Sentiamo parlare da tempo di una trattativa che ci sembra fatichi a decollare, a definirsi. Siamo preoccupati, pur nell’assoluto rispetto degli eventuali acquirenti che non conosciamo e ai quali va concesso il beneficio del dubbio. Ma pur con questo rispetto, dicevamo dovuto, lei presidente Spinelli è per chi scrive una certezza. La certezza che anche in Serie C allestirebbe una squadra per risalire, manterrebbe una società sana e sarebbe in grado di ridare fuoco alla nostra grande passione. Non sappiamo se, come pare, lei e suo figlio Roberto abbiate già deciso. Forse è tardi, forse no, ma siamo certi che non lascerebbe mai, non lascerà, la sua creatura nelle mani sbagliate.

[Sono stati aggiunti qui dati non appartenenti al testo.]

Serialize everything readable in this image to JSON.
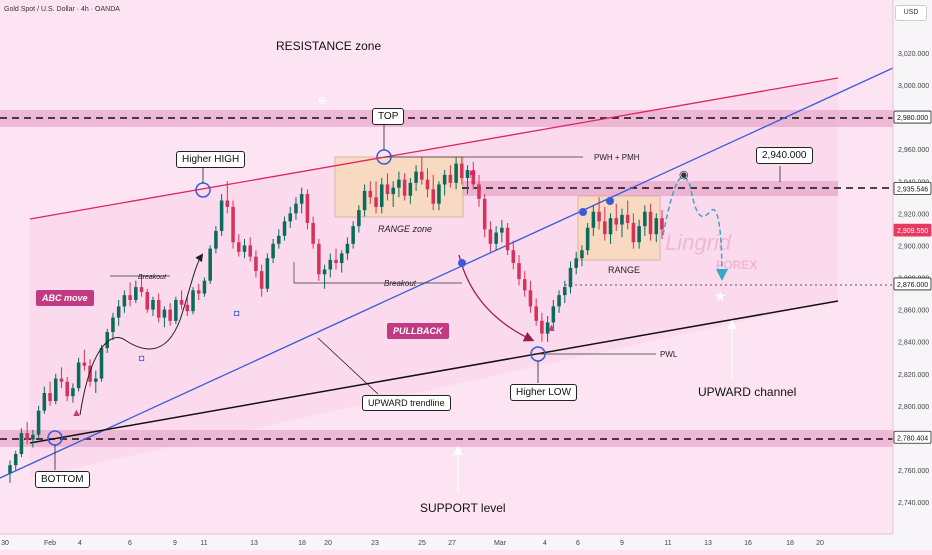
{
  "header": {
    "symbol_title": "Gold Spot / U.S. Dollar · 4h · OANDA",
    "currency_button": "USD"
  },
  "colors": {
    "up": "#0a6b5b",
    "down": "#d7325c",
    "blue": "#3a5bd9",
    "pink": "#c23b82",
    "resistance": "#e0245e"
  },
  "chart_data": {
    "type": "candlestick",
    "symbol": "Gold Spot / U.S. Dollar",
    "timeframe": "4h",
    "source": "OANDA",
    "ylim": [
      2730,
      3035
    ],
    "y_ticks": [
      "3,020.000",
      "3,000.000",
      "2,980.000",
      "2,960.000",
      "2,940.000",
      "2,920.000",
      "2,900.000",
      "2,880.000",
      "2,860.000",
      "2,840.000",
      "2,820.000",
      "2,800.000",
      "2,780.000",
      "2,760.000",
      "2,740.000"
    ],
    "y_tick_values": [
      3020,
      3000,
      2980,
      2960,
      2940,
      2920,
      2900,
      2880,
      2860,
      2840,
      2820,
      2800,
      2780,
      2760,
      2740
    ],
    "x_ticks": [
      "30",
      "Feb",
      "4",
      "6",
      "9",
      "11",
      "13",
      "18",
      "20",
      "23",
      "25",
      "27",
      "Mar",
      "4",
      "6",
      "9",
      "11",
      "13",
      "16",
      "18",
      "20"
    ],
    "price_markers": [
      {
        "label": "2,980.000",
        "value": 2980,
        "style": "white"
      },
      {
        "label": "2,935.546",
        "value": 2935.546,
        "style": "white"
      },
      {
        "label": "2,909.550",
        "value": 2909.55,
        "style": "red"
      },
      {
        "label": "2,876.000",
        "value": 2876,
        "style": "white"
      },
      {
        "label": "2,780.404",
        "value": 2780.404,
        "style": "white"
      }
    ],
    "candles_ohlc": [
      [
        2758,
        2766,
        2752,
        2763
      ],
      [
        2763,
        2772,
        2760,
        2770
      ],
      [
        2770,
        2786,
        2768,
        2783
      ],
      [
        2783,
        2790,
        2776,
        2779
      ],
      [
        2779,
        2785,
        2774,
        2782
      ],
      [
        2782,
        2800,
        2780,
        2797
      ],
      [
        2797,
        2812,
        2795,
        2808
      ],
      [
        2808,
        2815,
        2800,
        2803
      ],
      [
        2803,
        2820,
        2801,
        2817
      ],
      [
        2817,
        2824,
        2811,
        2815
      ],
      [
        2815,
        2818,
        2803,
        2806
      ],
      [
        2806,
        2814,
        2802,
        2811
      ],
      [
        2811,
        2830,
        2809,
        2827
      ],
      [
        2827,
        2835,
        2822,
        2825
      ],
      [
        2825,
        2829,
        2812,
        2815
      ],
      [
        2815,
        2822,
        2808,
        2817
      ],
      [
        2817,
        2838,
        2815,
        2836
      ],
      [
        2836,
        2848,
        2833,
        2846
      ],
      [
        2846,
        2858,
        2841,
        2855
      ],
      [
        2855,
        2866,
        2850,
        2862
      ],
      [
        2862,
        2872,
        2858,
        2869
      ],
      [
        2869,
        2877,
        2862,
        2866
      ],
      [
        2866,
        2878,
        2864,
        2874
      ],
      [
        2874,
        2882,
        2868,
        2871
      ],
      [
        2871,
        2873,
        2858,
        2860
      ],
      [
        2860,
        2868,
        2856,
        2866
      ],
      [
        2866,
        2870,
        2852,
        2855
      ],
      [
        2855,
        2862,
        2849,
        2860
      ],
      [
        2860,
        2864,
        2850,
        2853
      ],
      [
        2853,
        2868,
        2851,
        2866
      ],
      [
        2866,
        2872,
        2860,
        2863
      ],
      [
        2863,
        2868,
        2856,
        2859
      ],
      [
        2859,
        2874,
        2857,
        2872
      ],
      [
        2872,
        2876,
        2866,
        2870
      ],
      [
        2870,
        2880,
        2868,
        2878
      ],
      [
        2878,
        2900,
        2876,
        2898
      ],
      [
        2898,
        2912,
        2895,
        2909
      ],
      [
        2909,
        2932,
        2906,
        2928
      ],
      [
        2928,
        2940,
        2920,
        2924
      ],
      [
        2924,
        2928,
        2898,
        2902
      ],
      [
        2902,
        2907,
        2893,
        2896
      ],
      [
        2896,
        2904,
        2892,
        2900
      ],
      [
        2900,
        2905,
        2890,
        2893
      ],
      [
        2893,
        2897,
        2880,
        2884
      ],
      [
        2884,
        2888,
        2868,
        2873
      ],
      [
        2873,
        2895,
        2871,
        2892
      ],
      [
        2892,
        2904,
        2889,
        2901
      ],
      [
        2901,
        2910,
        2898,
        2906
      ],
      [
        2906,
        2918,
        2903,
        2915
      ],
      [
        2915,
        2924,
        2911,
        2920
      ],
      [
        2920,
        2930,
        2916,
        2926
      ],
      [
        2926,
        2936,
        2920,
        2932
      ],
      [
        2932,
        2935,
        2910,
        2914
      ],
      [
        2914,
        2918,
        2898,
        2901
      ],
      [
        2901,
        2904,
        2878,
        2882
      ],
      [
        2882,
        2888,
        2873,
        2885
      ],
      [
        2885,
        2895,
        2880,
        2891
      ],
      [
        2891,
        2898,
        2885,
        2889
      ],
      [
        2889,
        2897,
        2883,
        2895
      ],
      [
        2895,
        2905,
        2891,
        2901
      ],
      [
        2901,
        2915,
        2898,
        2912
      ],
      [
        2912,
        2925,
        2908,
        2922
      ],
      [
        2922,
        2938,
        2918,
        2934
      ],
      [
        2934,
        2940,
        2926,
        2930
      ],
      [
        2930,
        2940,
        2920,
        2924
      ],
      [
        2924,
        2942,
        2920,
        2938
      ],
      [
        2938,
        2945,
        2928,
        2932
      ],
      [
        2932,
        2940,
        2924,
        2936
      ],
      [
        2936,
        2946,
        2930,
        2941
      ],
      [
        2941,
        2945,
        2928,
        2931
      ],
      [
        2931,
        2942,
        2926,
        2939
      ],
      [
        2939,
        2950,
        2934,
        2946
      ],
      [
        2946,
        2955,
        2938,
        2941
      ],
      [
        2941,
        2948,
        2930,
        2935
      ],
      [
        2935,
        2944,
        2922,
        2926
      ],
      [
        2926,
        2940,
        2922,
        2938
      ],
      [
        2938,
        2947,
        2931,
        2944
      ],
      [
        2944,
        2950,
        2936,
        2939
      ],
      [
        2939,
        2955,
        2935,
        2951
      ],
      [
        2951,
        2955,
        2938,
        2942
      ],
      [
        2942,
        2950,
        2932,
        2947
      ],
      [
        2947,
        2952,
        2935,
        2938
      ],
      [
        2938,
        2944,
        2924,
        2929
      ],
      [
        2929,
        2932,
        2905,
        2910
      ],
      [
        2910,
        2915,
        2896,
        2901
      ],
      [
        2901,
        2912,
        2897,
        2908
      ],
      [
        2908,
        2916,
        2902,
        2911
      ],
      [
        2911,
        2914,
        2894,
        2897
      ],
      [
        2897,
        2903,
        2885,
        2889
      ],
      [
        2889,
        2894,
        2875,
        2879
      ],
      [
        2879,
        2884,
        2868,
        2872
      ],
      [
        2872,
        2878,
        2858,
        2862
      ],
      [
        2862,
        2867,
        2850,
        2853
      ],
      [
        2853,
        2858,
        2840,
        2845
      ],
      [
        2845,
        2856,
        2840,
        2852
      ],
      [
        2852,
        2866,
        2848,
        2862
      ],
      [
        2862,
        2872,
        2858,
        2869
      ],
      [
        2869,
        2878,
        2864,
        2874
      ],
      [
        2874,
        2890,
        2870,
        2886
      ],
      [
        2886,
        2896,
        2882,
        2892
      ],
      [
        2892,
        2900,
        2887,
        2897
      ],
      [
        2897,
        2914,
        2894,
        2911
      ],
      [
        2911,
        2925,
        2906,
        2921
      ],
      [
        2921,
        2930,
        2910,
        2915
      ],
      [
        2915,
        2924,
        2903,
        2907
      ],
      [
        2907,
        2920,
        2901,
        2917
      ],
      [
        2917,
        2926,
        2909,
        2913
      ],
      [
        2913,
        2923,
        2905,
        2919
      ],
      [
        2919,
        2928,
        2910,
        2914
      ],
      [
        2914,
        2920,
        2898,
        2902
      ],
      [
        2902,
        2916,
        2898,
        2912
      ],
      [
        2912,
        2925,
        2906,
        2921
      ],
      [
        2921,
        2926,
        2903,
        2907
      ],
      [
        2907,
        2920,
        2902,
        2917
      ],
      [
        2917,
        2922,
        2904,
        2910
      ]
    ],
    "annotations": {
      "resistance_zone": "RESISTANCE zone",
      "top": "TOP",
      "higher_high": "Higher HIGH",
      "pwh_pmh": "PWH + PMH",
      "range_zone": "RANGE zone",
      "range": "RANGE",
      "breakout_1": "Breakout",
      "breakout_2": "Breakout",
      "abc_move": "ABC move",
      "pullback": "PULLBACK",
      "upward_trendline": "UPWARD trendline",
      "higher_low": "Higher LOW",
      "pwl": "PWL",
      "upward_channel": "UPWARD channel",
      "bottom": "BOTTOM",
      "support_level": "SUPPORT level",
      "target": "2,940.000"
    },
    "watermark": {
      "line1": "Lingrid",
      "line2": "FOREX"
    }
  }
}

Comunque, grazie per quei momenti unici ai quali accennavamo all’inizio, e vale la pena ricordarli perché sono date scolpite nel cuore di ogni tifoso amaranto che hanno fatto la storia del Livorno: 5 maggio 2002, 29 maggio 2004, 20 giugno 2009, 2 giugno 2013, 28 aprile 2018. A Livorno c’è anche chi non dimentica.